For the flow timing, you will see the yellow pollen and nectar coming from the wild mustard now. The box wood and magnolia should be in full bloom as well. Follow by almonds and peaches by the 3rd week of this month. Then pears, cherry and apples and berries by mid-April through May to give you a ballpark of things. Each year is different so time yourself by checking out what is blooming each year out there.


----------



## Ian (Jan 16, 2003)

I find the braided copper wire helps capture the most leaked energy


----------



## AstroBee (Jan 3, 2003)

Ian said:


> I find the braided copper wire helps capture the most leaked energy


Only if you re-braid it into a pony tail, otherwise the negative ions leak back into hive.


----------



## squarepeg (Jul 9, 2010)

i've found that calibrating the braided copper with a divining rod is an excellent way to ensure that it is working properly.


----------



## MTN-Bees (Jan 27, 2014)

Anyone tried it for Varroa control?


----------



## msl (Sep 6, 2016)

IIRR Warre said it needed to be in a french braid for varroa control


----------



## Vance G (Jan 6, 2011)

Probably works. Has just about completely eliminated tracheal mites and passenger pigeons.


MTN-Bees said:


> Anyone tried it for Varroa control?


----------



## Brad Bee (Apr 15, 2013)

squarepeg said:


> i've found that calibrating the braided copper with a divining rod is an excellent way to ensure that it is working properly.


Yeah but you've got to make sure your divining rod is calibrated first. As you are well aware only the wings of a silkworm can be used to calibrate a divining rod. I tried using unicorn eyelashes to calibrate mine one time and the dang thing sent me 30 seconds into the past. It took me a month to quit repeating what I just heard myself say.


----------



## Rader Sidetrack (Nov 30, 2011)

If the copper wire technique results are somewhat lacking .... there are more ... mmm ... _innovative_ techniques here ...

http://www.beesource.com/forums/sho...John-Harding-and-I-have-found-the-answer-quot


:digging:


----------



## Matt903 (Apr 8, 2013)

I think Georgia Bee Man gave you some good advice there. Is there a bee club you can join in your area? Maybe one where folks don't use copper wire? Don't worry, my first mentor put crystals on top of his hives, "to draw in positive energy from the air, and channel it to the bees." So I know how you feel.


----------



## StingerMcStung (Apr 27, 2015)

And here I was hoping I could get away with a copper braided man-bun on each hive 

Thanks for the replies (including the funny ones)

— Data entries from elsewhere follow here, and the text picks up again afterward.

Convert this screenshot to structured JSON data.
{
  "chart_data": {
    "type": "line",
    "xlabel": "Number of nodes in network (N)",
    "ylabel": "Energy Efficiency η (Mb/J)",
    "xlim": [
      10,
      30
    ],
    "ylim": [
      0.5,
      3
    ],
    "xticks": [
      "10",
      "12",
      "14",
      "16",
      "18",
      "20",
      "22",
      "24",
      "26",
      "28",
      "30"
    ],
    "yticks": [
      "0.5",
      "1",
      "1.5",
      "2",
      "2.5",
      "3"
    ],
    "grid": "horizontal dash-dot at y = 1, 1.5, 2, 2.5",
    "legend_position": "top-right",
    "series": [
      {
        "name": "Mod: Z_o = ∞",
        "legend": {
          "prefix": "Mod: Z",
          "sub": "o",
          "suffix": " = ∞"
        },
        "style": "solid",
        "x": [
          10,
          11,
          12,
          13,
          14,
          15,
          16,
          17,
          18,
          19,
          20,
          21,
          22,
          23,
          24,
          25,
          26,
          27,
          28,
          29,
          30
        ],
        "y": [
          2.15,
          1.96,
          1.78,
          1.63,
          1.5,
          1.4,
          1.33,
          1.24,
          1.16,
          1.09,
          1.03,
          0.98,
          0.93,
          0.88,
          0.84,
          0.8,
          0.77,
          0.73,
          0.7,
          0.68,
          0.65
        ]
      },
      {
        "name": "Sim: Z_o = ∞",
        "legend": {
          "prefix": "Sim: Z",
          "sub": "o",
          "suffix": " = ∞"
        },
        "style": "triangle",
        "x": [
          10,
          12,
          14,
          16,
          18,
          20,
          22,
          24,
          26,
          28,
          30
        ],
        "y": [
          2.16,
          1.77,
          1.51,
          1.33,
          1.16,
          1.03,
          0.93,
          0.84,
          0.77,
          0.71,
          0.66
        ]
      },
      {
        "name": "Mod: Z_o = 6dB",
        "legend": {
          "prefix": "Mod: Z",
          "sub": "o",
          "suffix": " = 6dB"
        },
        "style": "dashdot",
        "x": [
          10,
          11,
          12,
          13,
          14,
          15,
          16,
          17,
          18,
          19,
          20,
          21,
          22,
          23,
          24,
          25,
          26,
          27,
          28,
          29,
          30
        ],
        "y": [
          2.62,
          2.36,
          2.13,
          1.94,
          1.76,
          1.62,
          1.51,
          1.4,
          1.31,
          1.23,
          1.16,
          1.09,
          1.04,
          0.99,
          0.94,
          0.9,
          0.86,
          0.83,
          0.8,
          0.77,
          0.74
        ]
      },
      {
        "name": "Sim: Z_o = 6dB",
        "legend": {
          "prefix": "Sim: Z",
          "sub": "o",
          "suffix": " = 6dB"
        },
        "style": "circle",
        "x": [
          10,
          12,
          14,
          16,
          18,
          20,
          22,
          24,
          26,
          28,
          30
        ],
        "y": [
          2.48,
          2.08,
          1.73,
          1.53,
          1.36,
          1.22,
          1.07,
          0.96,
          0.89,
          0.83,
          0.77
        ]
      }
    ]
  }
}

I guess it's just a trial and error, learn as you go type of thing.


----------



## Flyer Jim (Apr 22, 2004)

You might find some thing here.

http://www.californiastatebeekeepers.com/links-affiliated-clubs.html


----------



## Eric Walls (Feb 8, 2013)

Hippy Triangle? Sounds like where I'm from, the People's Republic of Portland, Oregon. A person in a local club here made a bee scratching post so the bees can scratch it like a cat, and hope it would cause the mites to drop off.


----------



## jim lyon (Feb 19, 2006)

StingerMcStung said:


> And here I was hoping I could get away with a copper braided man-bun on each hive
> 
> Thanks for the replies (including the funny ones)
> 
> I guess it's just a trial and error, learn as you go type of thing.


Funny ones? I thought everyone was serious. I'm 63 and when I get in the bee yard I get energy from somewhere. I always figured I was absorbing the energy radiating from the hives.


----------



## texanbelchers (Aug 4, 2014)

jim lyon said:


> Funny ones? I thought everyone was serious. I'm 63 and when I get in the bee yard I get energy from somewhere. I always figured I was absorbing the energy radiating from the hives.


I thought the energy was from the Triple, Venti, Half Sweet, Non-Fat, Caramel Macchiato.


----------



## SWM (Nov 17, 2009)

Don't waste your time braiding copper... I've tried them all and you can't beat solid #6 copper for keeping the energy IN and the mites OUT. Just beware that the energy field created can sometimes draw the unexpected. I once observed an apparition of Lorenzo Langstroth in one of my yards equipped with copper.


----------



## bfriendly (Jun 14, 2009)

Randy Oliver's web site scientificbeekeeping.com should give you plenty of RELEVANT reading material about treatments, etc. Also timing should be similar / or just a little earlier in your location.

In that area you will have a super early season with a (likely) summer dearth june-sept. You may find the best bee locations are closer to town, where people irrigate their yards and water their gardens through the summer.


----------